Alle andere balkjes worden dan tussen die twee eindbalken gelegd en aanhand van metselkoordjes uitgeklost. Ik kies de afstand tussen de balkjes zo als voor de beoogde vloer nodig is:
- Bij MDF- of OSB-platen van 18mm 40-45 cm
- Bij vloerplanken (du parquet) 21mm 46-52 cm
- Bij vloerplanken van 23mm 51-57 cm
(basis: HOH-afstand 22 à 25 maal de plaat- of plankdikte)
U hebt het boven al gelezen: als de vloer zwak is dan kan men de ‘balkjes’ beter in de lengterichting bovenop de draagbalken leggen en goed met deze verbinden, waarmee het geheel (iets) stijver wordt. Als het om een zo gering mogelijke verhoging gaat legt men het nieuwe balkje op de bestaande balk en klost alleen daar uit waar deze niet op de doorgezakte oude balk opligt. Als men meer hoogte wil creëren dan legt men overal hoge klosjes, er ontstaat dan een soort vakwerkligger.
3. Problemen met hoogteverschil
Door de opdekvloer komt de loopvloer hoger te liggen. Als men alle vloeren van een verdieping op dezelfde hoogte legt heeft men tenminste op de verdieping zelf geen probleem. Maar hoe zit het bij de trap? Door de opdekvloer komt er een lage traptrede bij of de laatste wordt hoger – en dat is onaangenaam want het kan tot struikelen leiden. Dit gevaar bestaat volgens mijn observaties zodra een trede meer dan 10 of 15mm hoger is dan de andere.
Ik ken hiervoor drie oplossingen:
- de vloer rond de laatste traptrede gewoon op de oude hoogte laten liggen,
- de opdekvloer precies één traptrede hoog maken,
- op de trap een hoogteverloop aanbrengen.
Met de oplossing ‘vloer rond de laatste traptrede gewoon op de oude hoogte laten liggen’ creëert u als het ware een additionele minder hoge traptrede. Niet leuk, het loopt niet echt lekker – maar dit is tenminste niet gevaarlijk, het is geen struikelblok. Afb. 7 is een animatie van dit voorstel.

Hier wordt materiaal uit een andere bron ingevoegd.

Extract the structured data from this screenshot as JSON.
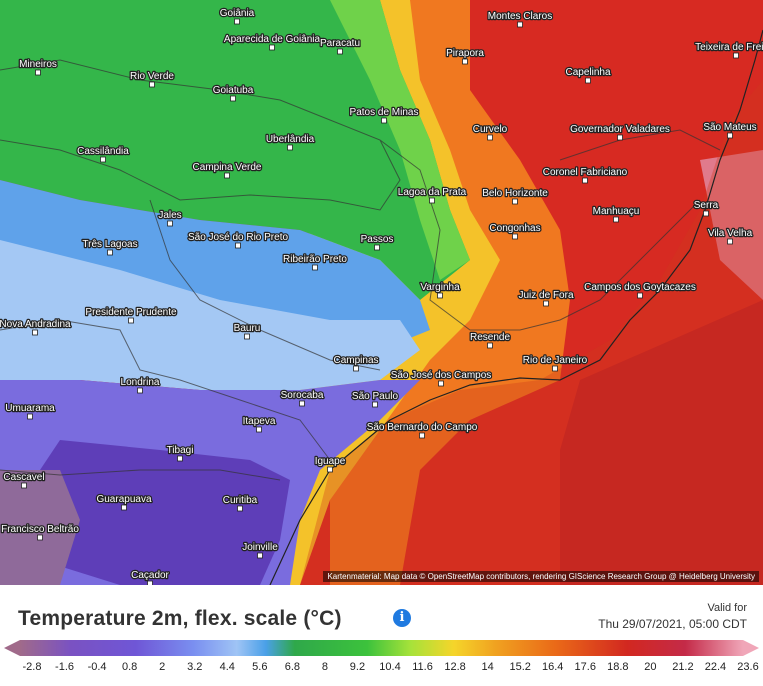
{
  "map": {
    "cities": [
      {
        "name": "Goiânia"
      },
      {
        "name": "Aparecida de Goiânia"
      },
      {
        "name": "Paracatu"
      },
      {
        "name": "Montes Claros"
      },
      {
        "name": "Teixeira de Freitas"
      },
      {
        "name": "Mineiros"
      },
      {
        "name": "Rio Verde"
      },
      {
        "name": "Goiatuba"
      },
      {
        "name": "Pirapora"
      },
      {
        "name": "Capelinha"
      },
      {
        "name": "Patos de Minas"
      },
      {
        "name": "Curvelo"
      },
      {
        "name": "Governador Valadares"
      },
      {
        "name": "São Mateus"
      },
      {
        "name": "Cassilândia"
      },
      {
        "name": "Uberlândia"
      },
      {
        "name": "Campina Verde"
      },
      {
        "name": "Coronel Fabriciano"
      },
      {
        "name": "Lagoa da Prata"
      },
      {
        "name": "Belo Horizonte"
      },
      {
        "name": "Serra"
      },
      {
        "name": "Jales"
      },
      {
        "name": "Manhuaçu"
      },
      {
        "name": "Vila Velha"
      },
      {
        "name": "Três Lagoas"
      },
      {
        "name": "São José do Rio Preto"
      },
      {
        "name": "Passos"
      },
      {
        "name": "Congonhas"
      },
      {
        "name": "Ribeirão Preto"
      },
      {
        "name": "Campos dos Goytacazes"
      },
      {
        "name": "Varginha"
      },
      {
        "name": "Juiz de Fora"
      },
      {
        "name": "Presidente Prudente"
      },
      {
        "name": "Nova Andradina"
      },
      {
        "name": "Bauru"
      },
      {
        "name": "Resende"
      },
      {
        "name": "Campinas"
      },
      {
        "name": "São José dos Campos"
      },
      {
        "name": "Rio de Janeiro"
      },
      {
        "name": "Londrina"
      },
      {
        "name": "Sorocaba"
      },
      {
        "name": "São Paulo"
      },
      {
        "name": "Umuarama"
      },
      {
        "name": "Itapeva"
      },
      {
        "name": "São Bernardo do Campo"
      },
      {
        "name": "Tibagi"
      },
      {
        "name": "Cascavel"
      },
      {
        "name": "Iguape"
      },
      {
        "name": "Guarapuava"
      },
      {
        "name": "Curitiba"
      },
      {
        "name": "Francisco Beltrão"
      },
      {
        "name": "Joinville"
      },
      {
        "name": "Caçador"
      }
    ],
    "attribution": "Kartenmaterial: Map data © OpenStreetMap contributors, rendering GIScience Research Group @ Heidelberg University"
  },
  "legend": {
    "title": "Temperature 2m, flex. scale (°C)",
    "info_icon": "info-icon",
    "valid_label": "Valid for",
    "valid_time": "Thu 29/07/2021, 05:00 CDT",
    "ticks": [
      "-2.8",
      "-1.6",
      "-0.4",
      "0.8",
      "2",
      "3.2",
      "4.4",
      "5.6",
      "6.8",
      "8",
      "9.2",
      "10.4",
      "11.6",
      "12.8",
      "14",
      "15.2",
      "16.4",
      "17.6",
      "18.8",
      "20",
      "21.2",
      "22.4",
      "23.6"
    ],
    "min": -4,
    "max": 24
  },
  "colors": {
    "cold": "#6a4bc4",
    "cool": "#6fa0f0",
    "mild": "#2fb84a",
    "warm": "#f07a1a",
    "hot": "#d32020",
    "hottest": "#e88aa0"
  }
}
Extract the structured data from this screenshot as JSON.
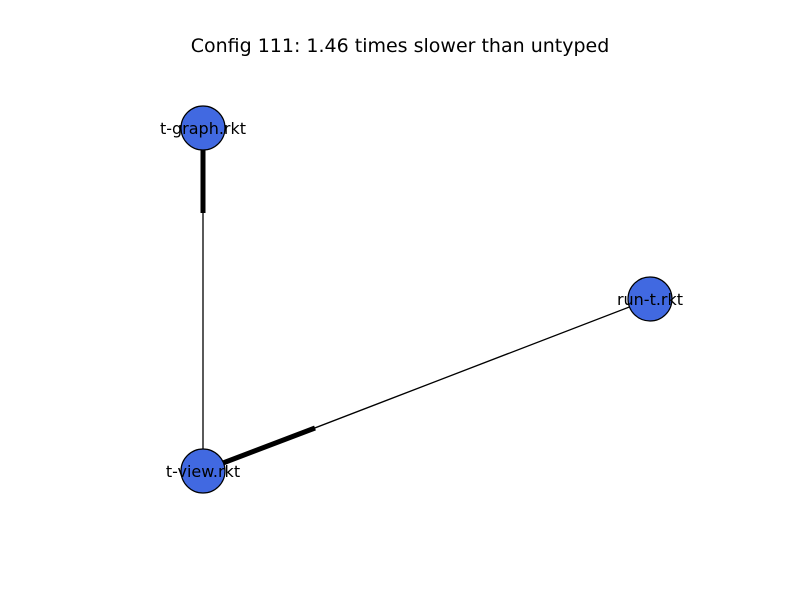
{
  "title": "Config 111: 1.46 times slower than untyped",
  "colors": {
    "node_fill": "#4169e1",
    "node_stroke": "#000000",
    "edge": "#000000",
    "background": "#ffffff"
  },
  "nodes": [
    {
      "id": "t-graph",
      "label": "t-graph.rkt"
    },
    {
      "id": "run-t",
      "label": "run-t.rkt"
    },
    {
      "id": "t-view",
      "label": "t-view.rkt"
    }
  ],
  "edges": [
    {
      "from": "t-view",
      "to": "t-graph",
      "emphasized_end": "t-graph"
    },
    {
      "from": "t-view",
      "to": "run-t",
      "emphasized_end": "t-view"
    }
  ]
}
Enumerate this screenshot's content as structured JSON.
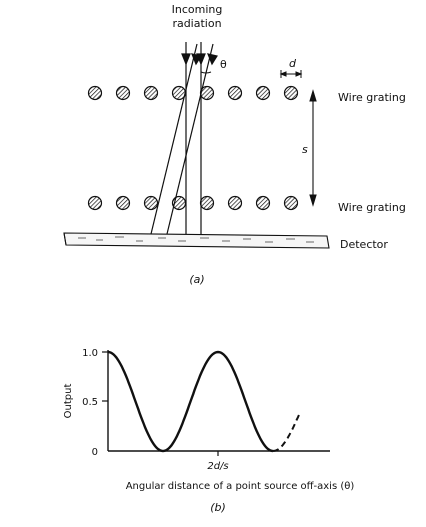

Wanneer u de opdekvloer ongeveer een traptrede hoog maakt heeft u dezelfde situatie als in afb. 7, maar nu met een volle trede extra. Dit betekent dat u, afhankelijk van de aanwezige trap, 17 à 19cm moet opbouwen, want dit is de normale hoogte van een traptrede in woonhuizen. Dit is erg hoog, want een opdekvloer is zelden hoger dan 10 of 12cm. Rekent u eens mee:
De oude vloer bestond uit planken van 28mm. Als uw opdekvloer uit 100mm hoge balkjes en 21mm dikke planken bestaat, en u hebt die in de buurt van de trap 40mm uitgeklost, dan zit u 100+21+40-28=133mm hoger dan voorheen. Niet erg handig, als dat bij een trap met 17cm-treden aan moet sluiten!
Dan de derde oplossing.
Wanneer u de laatste traptreden geleidelijk iets meer ophoogt, iedere trede ca. 15mm hoger dan de voorgaande, dan zal niemand daar last van hebben. Laten we als voorbeeld weer een oude vloer met planken van 28mm nemen, maar nu met een iets minder hoge opdekvloer.
Verondersteld de oude vloer bestond weer uit planken van 28mm. Als uw opdekvloer uit 75mm hoge balkjes en 21mm dikke planken bestaat, en u hebt die bij de trap 20mm uitgeklost, dan zit u 75+21+20-28=88mm hoger dan voorheen. Dit kunt u, als u een hoogteverschil van rond 15mm per trede aan wilt houden, over 6 treden compenseren, met gemiddeld 14,7mm per trede oftewel 4 treden met 15 en 2 met 14mm hoogteverschil. Dit is in afb. 8 voor een hoogte-verschil van ca.60mm geïllustreerd, dat over vier traptreden gecompenseerd wordt. Let ook op de voorgestelde oplossing voor de trapneuzen.